CVE-2025-48369 is a persistent Cross-Site Scripting (XSS) vulnerability identified in the Group-Office enterprise customer relationship management (CRM) and groupware software developed by Intermesh. The vulnerability affects versions prior to 6.8.119 and 25.0.20. It arises from improper neutralization of input during web page generation, specifically in the tasks comment functionality. Attackers can exploit this flaw by uploading a file with a crafted filename containing malicious JavaScript payloads. When an administrator or user views the task containing this file, the malicious script executes within their browser context. This occurs because the application fails to sanitize image filenames before rendering them in comments, allowing the injection of executable code. The consequence is that attackers can steal sensitive information such as session tokens, cookies, or other data accessible in the victim’s browser context, potentially leading to account compromise or further attacks within the application. The vulnerability requires no authentication but does require user interaction (viewing the task comment). The CVSS 4.0 score is 5.3 (medium severity), reflecting network attack vector, low attack complexity, no privileges required, but user interaction needed. No known exploits are reported in the wild yet. The issue is fixed in versions 6.8.119 and 25.0.20 of Group-Office.

For European organizations using Group-Office, this vulnerability poses a significant risk to confidentiality and integrity of sensitive business data managed within the CRM and groupware environment. Successful exploitation could lead to session hijacking, unauthorized access to internal communications, and potential lateral movement within the organization’s network. Since Group-Office is often used for managing customer relationships and internal collaboration, exposure of sensitive client data or internal project details could result in reputational damage, regulatory non-compliance (e.g., GDPR violations), and financial losses. The persistent nature of the XSS means the malicious payload remains active until the affected task comment is removed or the software is updated, increasing the window of opportunity for attackers. Given that the vulnerability requires user interaction, phishing or social engineering techniques could be used to lure administrators or privileged users into viewing malicious tasks, amplifying the risk. The medium severity rating suggests moderate impact but should not be underestimated in environments with high-value data or strict compliance requirements.

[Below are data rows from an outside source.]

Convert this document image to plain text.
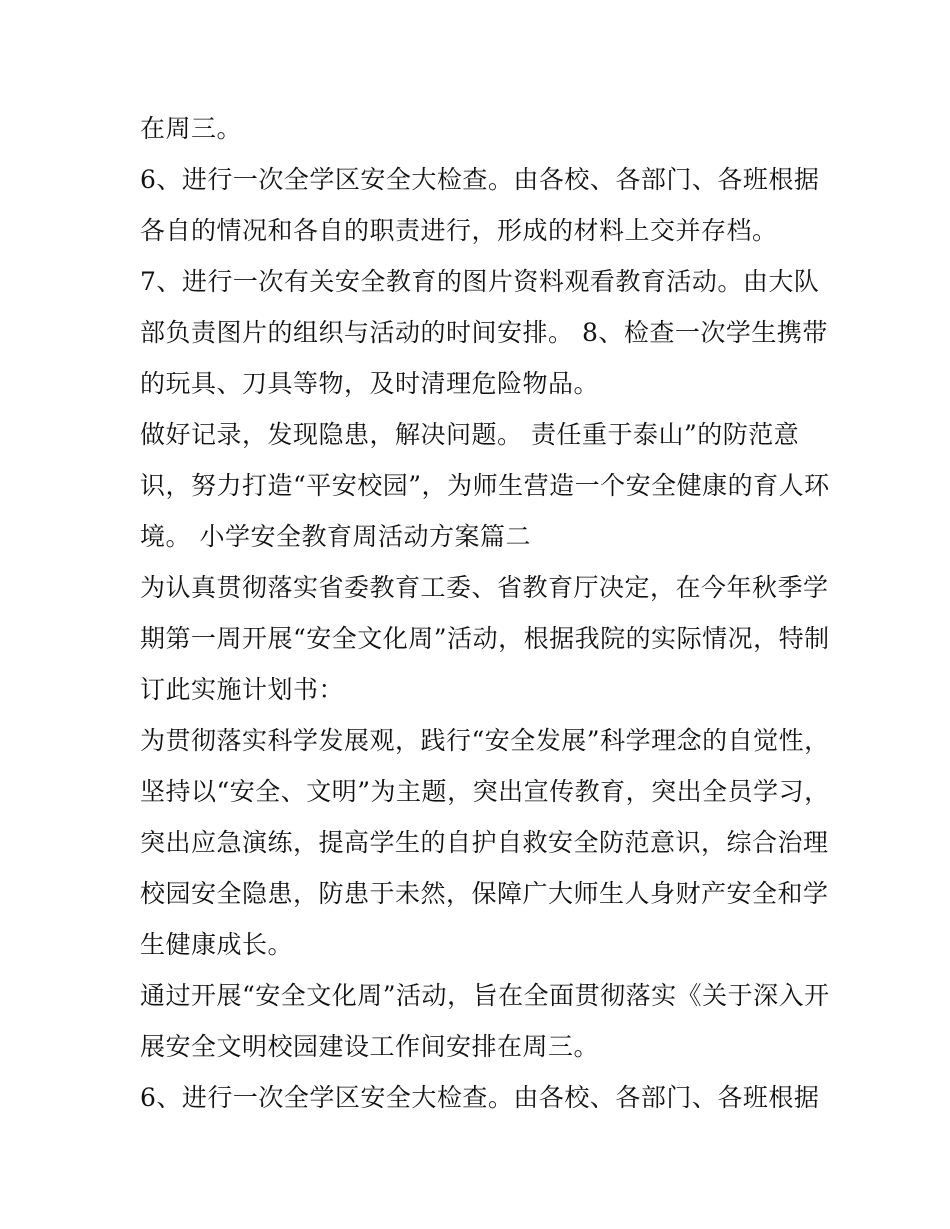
在周三。
6、进行一次全学区安全大检查。由各校、各部门、各班根据
各自的情况和各自的职责进行，形成的材料上交并存档。
7、进行一次有关安全教育的图片资料观看教育活动。由大队
部负责图片的组织与活动的时间安排。 8、检查一次学生携带
的玩具、刀具等物，及时清理危险物品。
做好记录，发现隐患，解决问题。 责任重于泰山”的防范意
识，努力打造“平安校园”，为师生营造一个安全健康的育人环
境。 小学安全教育周活动方案篇二
为认真贯彻落实省委教育工委、省教育厅决定，在今年秋季学
期第一周开展“安全文化周”活动，根据我院的实际情况，特制
订此实施计划书：
为贯彻落实科学发展观，践行“安全发展”科学理念的自觉性，
坚持以“安全、文明”为主题，突出宣传教育，突出全员学习，
突出应急演练，提高学生的自护自救安全防范意识，综合治理
校园安全隐患，防患于未然，保障广大师生人身财产安全和学
生健康成长。
通过开展“安全文化周”活动，旨在全面贯彻落实《关于深入开
展安全文明校园建设工作间安排在周三。
6、进行一次全学区安全大检查。由各校、各部门、各班根据
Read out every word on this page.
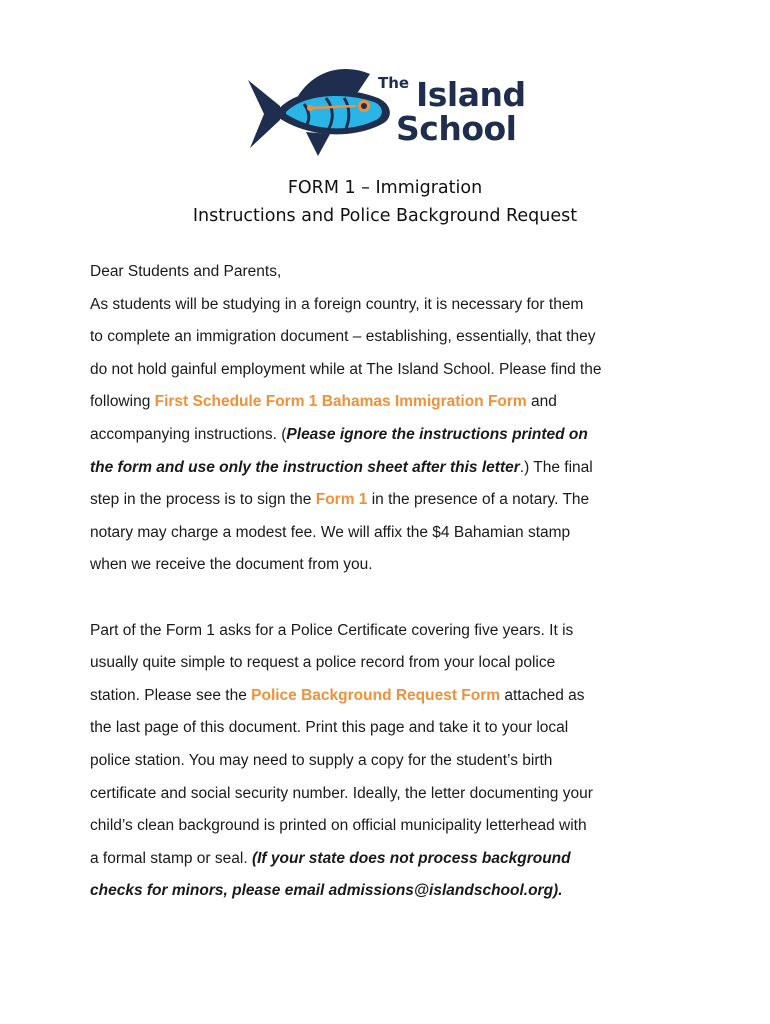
The Island
School
FORM 1 – Immigration
Instructions and Police Background Request
Dear Students and Parents,
As students will be studying in a foreign country, it is necessary for them
to complete an immigration document – establishing, essentially, that they
do not hold gainful employment while at The Island School. Please find the
following First Schedule Form 1 Bahamas Immigration Form and
accompanying instructions. (Please ignore the instructions printed on
the form and use only the instruction sheet after this letter.) The final
step in the process is to sign the Form 1 in the presence of a notary. The
notary may charge a modest fee. We will affix the $4 Bahamian stamp
when we receive the document from you.
Part of the Form 1 asks for a Police Certificate covering five years. It is
usually quite simple to request a police record from your local police
station. Please see the Police Background Request Form attached as
the last page of this document. Print this page and take it to your local
police station. You may need to supply a copy for the student’s birth
certificate and social security number. Ideally, the letter documenting your
child’s clean background is printed on official municipality letterhead with
a formal stamp or seal. (If your state does not process background
checks for minors, please email admissions@islandschool.org).
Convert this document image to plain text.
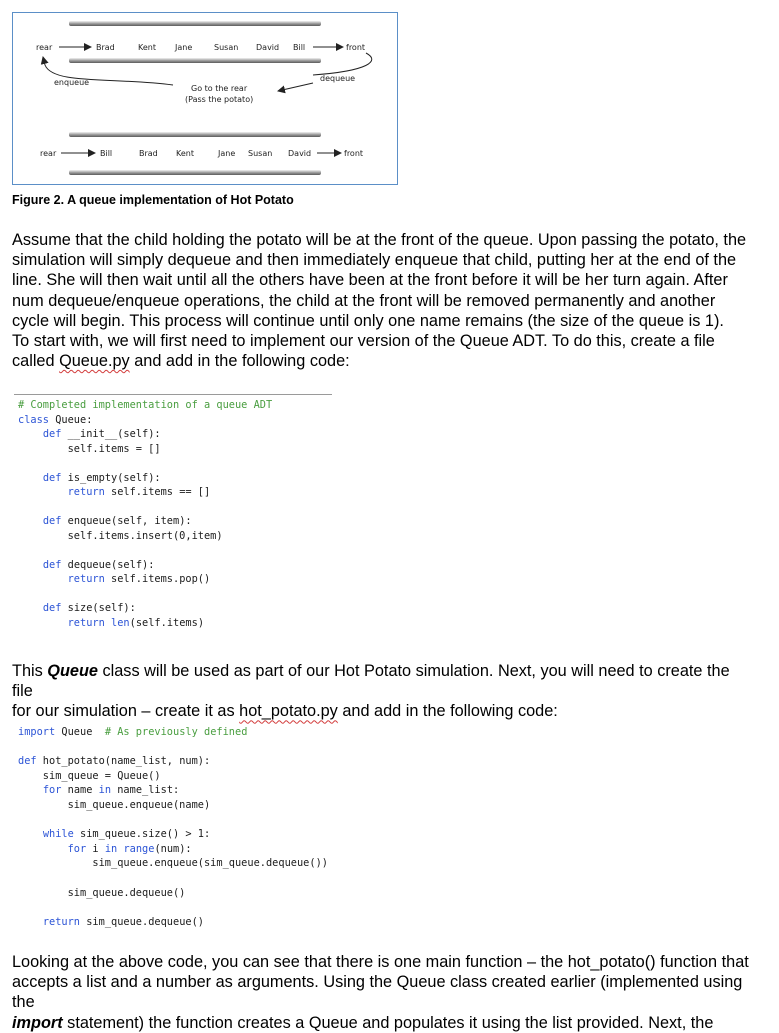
rear	Brad	Kent Jane	Susan David Bill	front
dequeue
Go to the rear
(Pass the potato)
enqueue
rear	Bill	Brad Kent	Jane Susan David	front
Figure 2. A queue implementation of Hot Potato

Assume that the child holding the potato will be at the front of the queue. Upon passing the potato, the

simulation will simply dequeue and then immediately enqueue that child, putting her at the end of the

line. She will then wait until all the others have been at the front before it will be her turn again. After

num dequeue/enqueue operations, the child at the front will be removed permanently and another

cycle will begin. This process will continue until only one name remains (the size of the queue is 1).

To start with, we will first need to implement our version of the Queue ADT. To do this, create a file

called Queue.py and add in the following code:

# Completed implementation of a queue ADT
class Queue:
def __init__(self):
self.items = []
def is_empty(self):
return self.items == []
def enqueue(self, item):
self.items.insert(0,item)
def dequeue(self):
return self.items.pop()
def size(self):
return len(self.items)

This Queue class will be used as part of our Hot Potato simulation. Next, you will need to create the file

for our simulation – create it as hot_potato.py and add in the following code:

import Queue  # As previously defined
def hot_potato(name_list, num):
sim_queue = Queue()
for name in name_list:
sim_queue.enqueue(name)
while sim_queue.size() > 1:
for i in range(num):
sim_queue.enqueue(sim_queue.dequeue())
sim_queue.dequeue()
return sim_queue.dequeue()

Looking at the above code, you can see that there is one main function – the hot_potato() function that

accepts a list and a number as arguments. Using the Queue class created earlier (implemented using the

import statement) the function creates a Queue and populates it using the list provided. Next, the
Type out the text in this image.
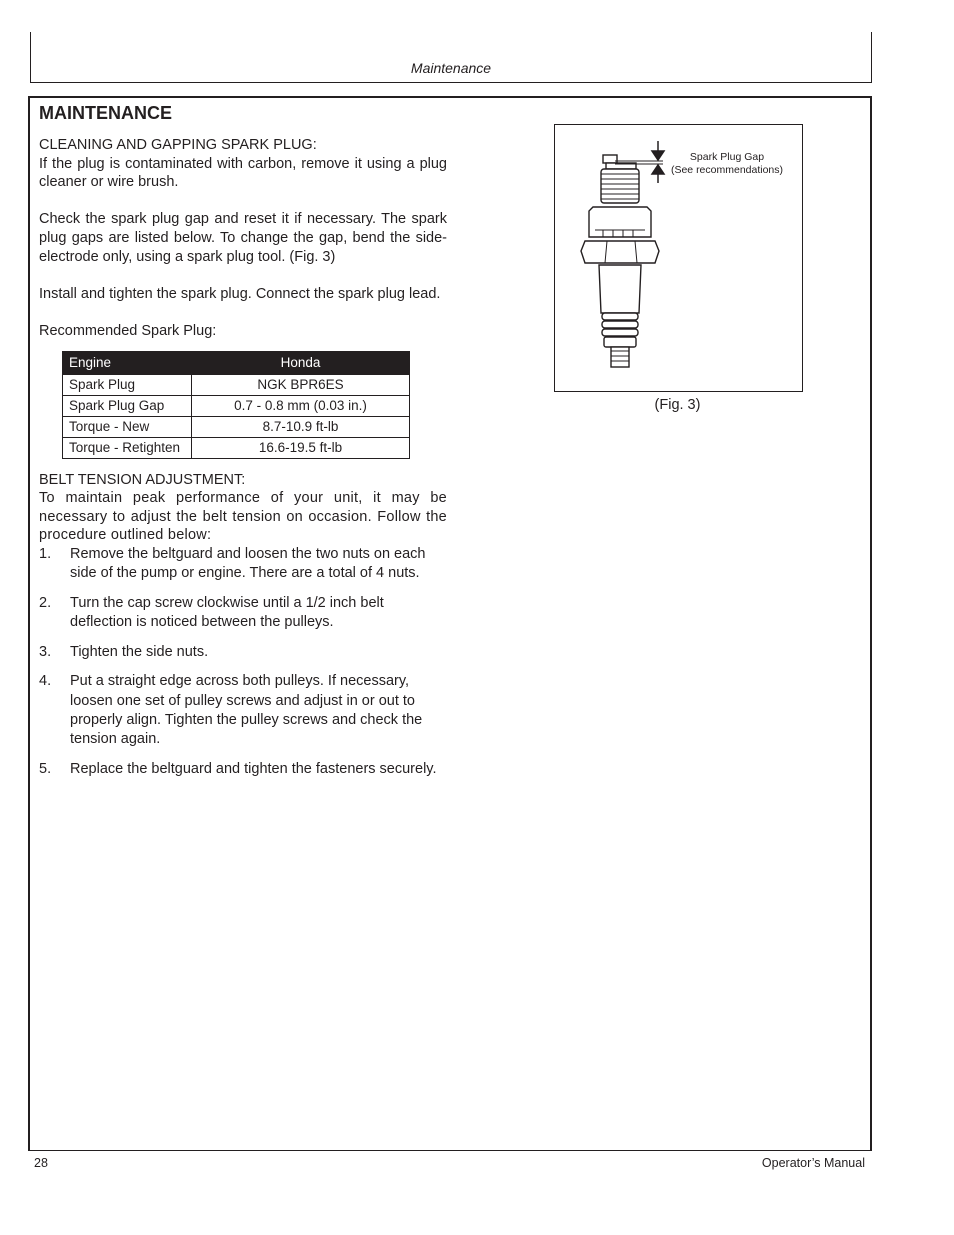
Maintenance
MAINTENANCE

CLEANING AND GAPPING SPARK PLUG:

If the plug is contaminated with carbon, remove it using a plug cleaner or wire brush.

Check the spark plug gap and reset it if necessary. The spark plug gaps are listed below. To change the gap, bend the side-electrode only, using a spark plug tool. (Fig. 3)

Install and tighten the spark plug. Connect the spark plug lead.

Recommended Spark Plug:

Engine	Honda
Spark Plug	NGK BPR6ES
Spark Plug Gap	0.7 - 0.8 mm (0.03 in.)
Torque - New	8.7-10.9 ft-lb
Torque - Retighten	16.6-19.5 ft-lb

BELT TENSION ADJUSTMENT:

To maintain peak performance of your unit, it may be necessary to adjust the belt tension on occasion. Follow the procedure outlined below:

1.	Remove the beltguard and loosen the two nuts on each side of the pump or engine. There are a total of 4 nuts.
2.	Turn the cap screw clockwise until a 1/2 inch belt deflection is noticed between the pulleys.
3.	Tighten the side nuts.
4.	Put a straight edge across both pulleys. If necessary, loosen one set of pulley screws and adjust in or out to properly align. Tighten the pulley screws and check the tension again.
5.	Replace the beltguard and tighten the fasteners securely.
Spark Plug Gap
(See recommendations)
(Fig. 3)
28	Operator’s Manual
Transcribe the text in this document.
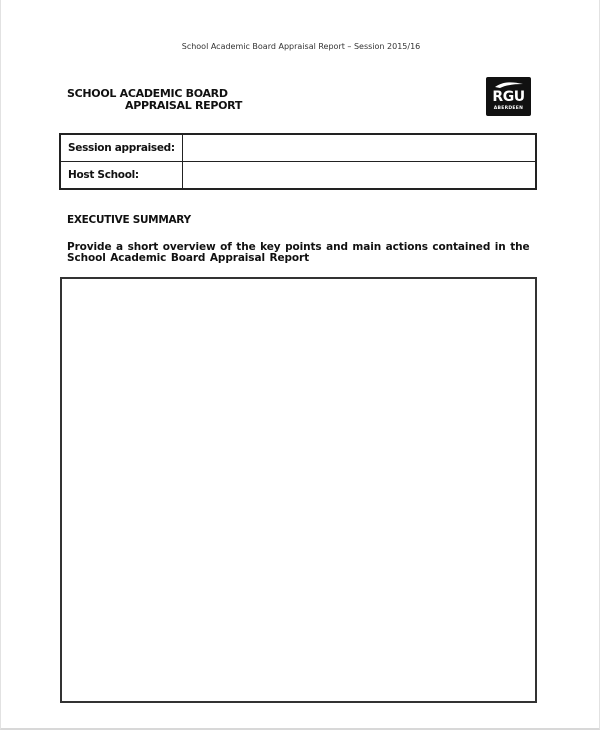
School Academic Board Appraisal Report – Session 2015/16
SCHOOL ACADEMIC BOARD
APPRAISAL REPORT
RGU
ABERDEEN
Session appraised:	
Host School:	
EXECUTIVE SUMMARY
Provide a short overview of the key points and main actions contained in the School Academic Board Appraisal Report
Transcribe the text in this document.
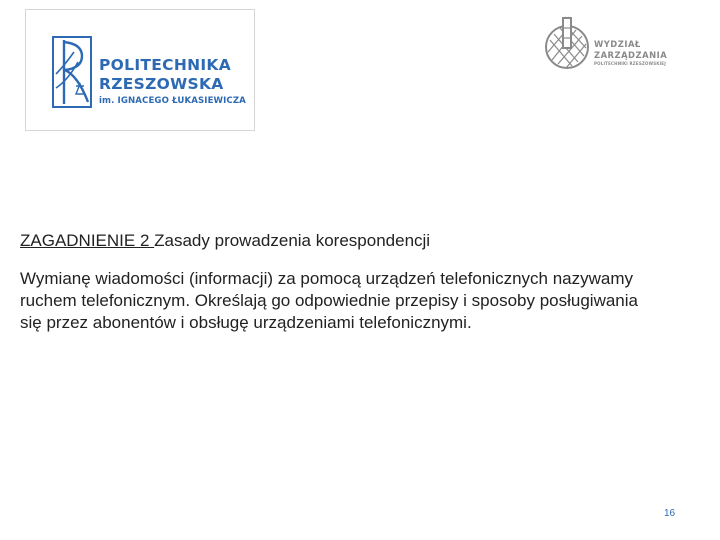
POLITECHNIKA
RZESZOWSKA
im. IGNACEGO ŁUKASIEWICZA
WYDZIAŁ
ZARZĄDZANIA
POLITECHNIKI RZESZOWSKIEJ

ZAGADNIENIE 2 Zasady prowadzenia korespondencji

Wymianę wiadomości (informacji) za pomocą urządzeń telefonicznych nazywamy ruchem telefonicznym. Określają go odpowiednie przepisy i sposoby posługiwania się przez abonentów i obsługę urządzeniami telefonicznymi.

16
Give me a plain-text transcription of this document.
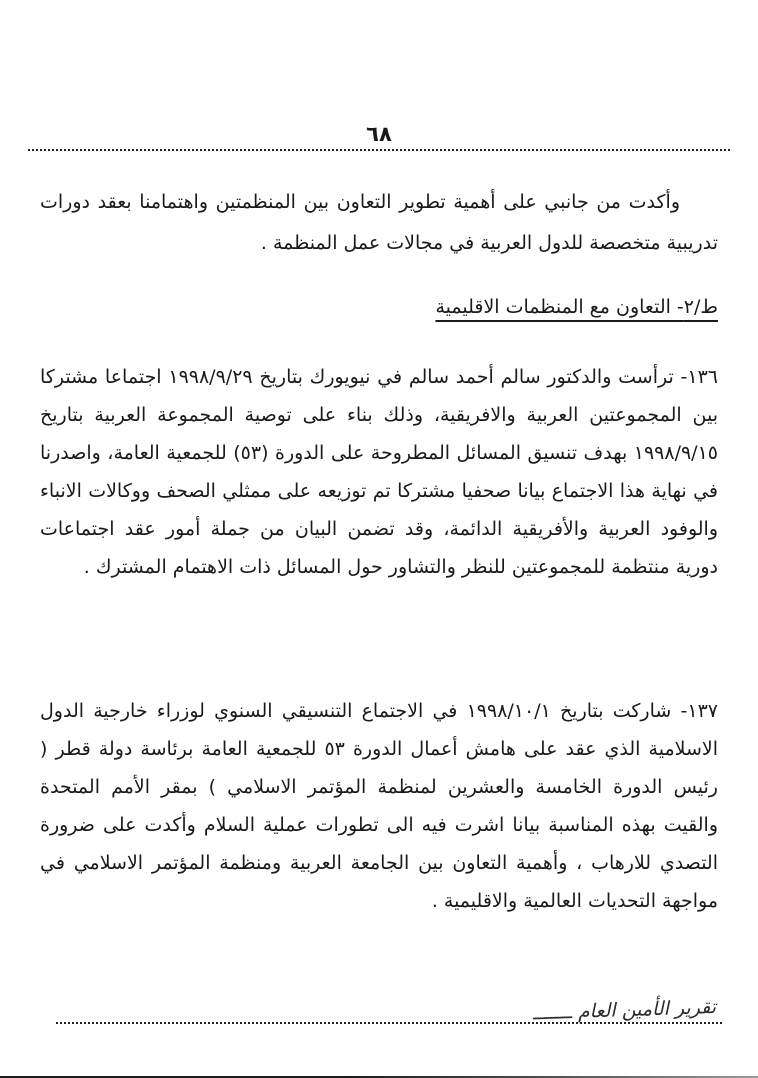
٦٨

وأكدت من جانبي على أهمية تطوير التعاون بين المنظمتين واهتمامنا بعقد دورات تدريبية متخصصة للدول العربية في مجالات عمل المنظمة .

ط/٢- التعاون مع المنظمات الاقليمية

١٣٦- ترأست والدكتور سالم أحمد سالم في نيويورك بتاريخ ١٩٩٨/٩/٢٩ اجتماعا مشتركا بين المجموعتين العربية والافريقية، وذلك بناء على توصية المجموعة العربية بتاريخ ١٩٩٨/٩/١٥ بهدف تنسيق المسائل المطروحة على الدورة (٥٣) للجمعية العامة، واصدرنا في نهاية هذا الاجتماع بيانا صحفيا مشتركا تم توزيعه على ممثلي الصحف ووكالات الانباء والوفود العربية والأفريقية الدائمة، وقد تضمن البيان من جملة أمور عقد اجتماعات دورية منتظمة للمجموعتين للنظر والتشاور حول المسائل ذات الاهتمام المشترك .

١٣٧- شاركت بتاريخ ١٩٩٨/١٠/١ في الاجتماع التنسيقي السنوي لوزراء خارجية الدول الاسلامية الذي عقد على هامش أعمال الدورة ٥٣ للجمعية العامة برئاسة دولة قطر ( رئيس الدورة الخامسة والعشرين لمنظمة المؤتمر الاسلامي ) بمقر الأمم المتحدة والقيت بهذه المناسبة بيانا اشرت فيه الى تطورات عملية السلام وأكدت على ضرورة التصدي للارهاب ، وأهمية التعاون بين الجامعة العربية ومنظمة المؤتمر الاسلامي في مواجهة التحديات العالمية والاقليمية .

تقرير الأمين العام ـــــــ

1. Immediate upgrade to Group-Office versions 6.8.119 or 25.0.20 where the vulnerability is patched. 2. Implement strict input validation and output encoding on all user-supplied data, especially filenames and comments, to prevent injection of executable scripts. 3. Employ Content Security Policy (CSP) headers to restrict execution of unauthorized scripts in browsers. 4. Educate administrators and users about the risks of opening task comments from untrusted sources and encourage verification of file uploads. 5. Monitor logs for unusual file upload activity or task comment modifications that could indicate exploitation attempts. 6. If patching is delayed, consider temporarily disabling the file upload feature in task comments or restricting it to trusted users only. 7. Conduct regular security assessments and penetration tests focusing on web application input handling to detect similar vulnerabilities early.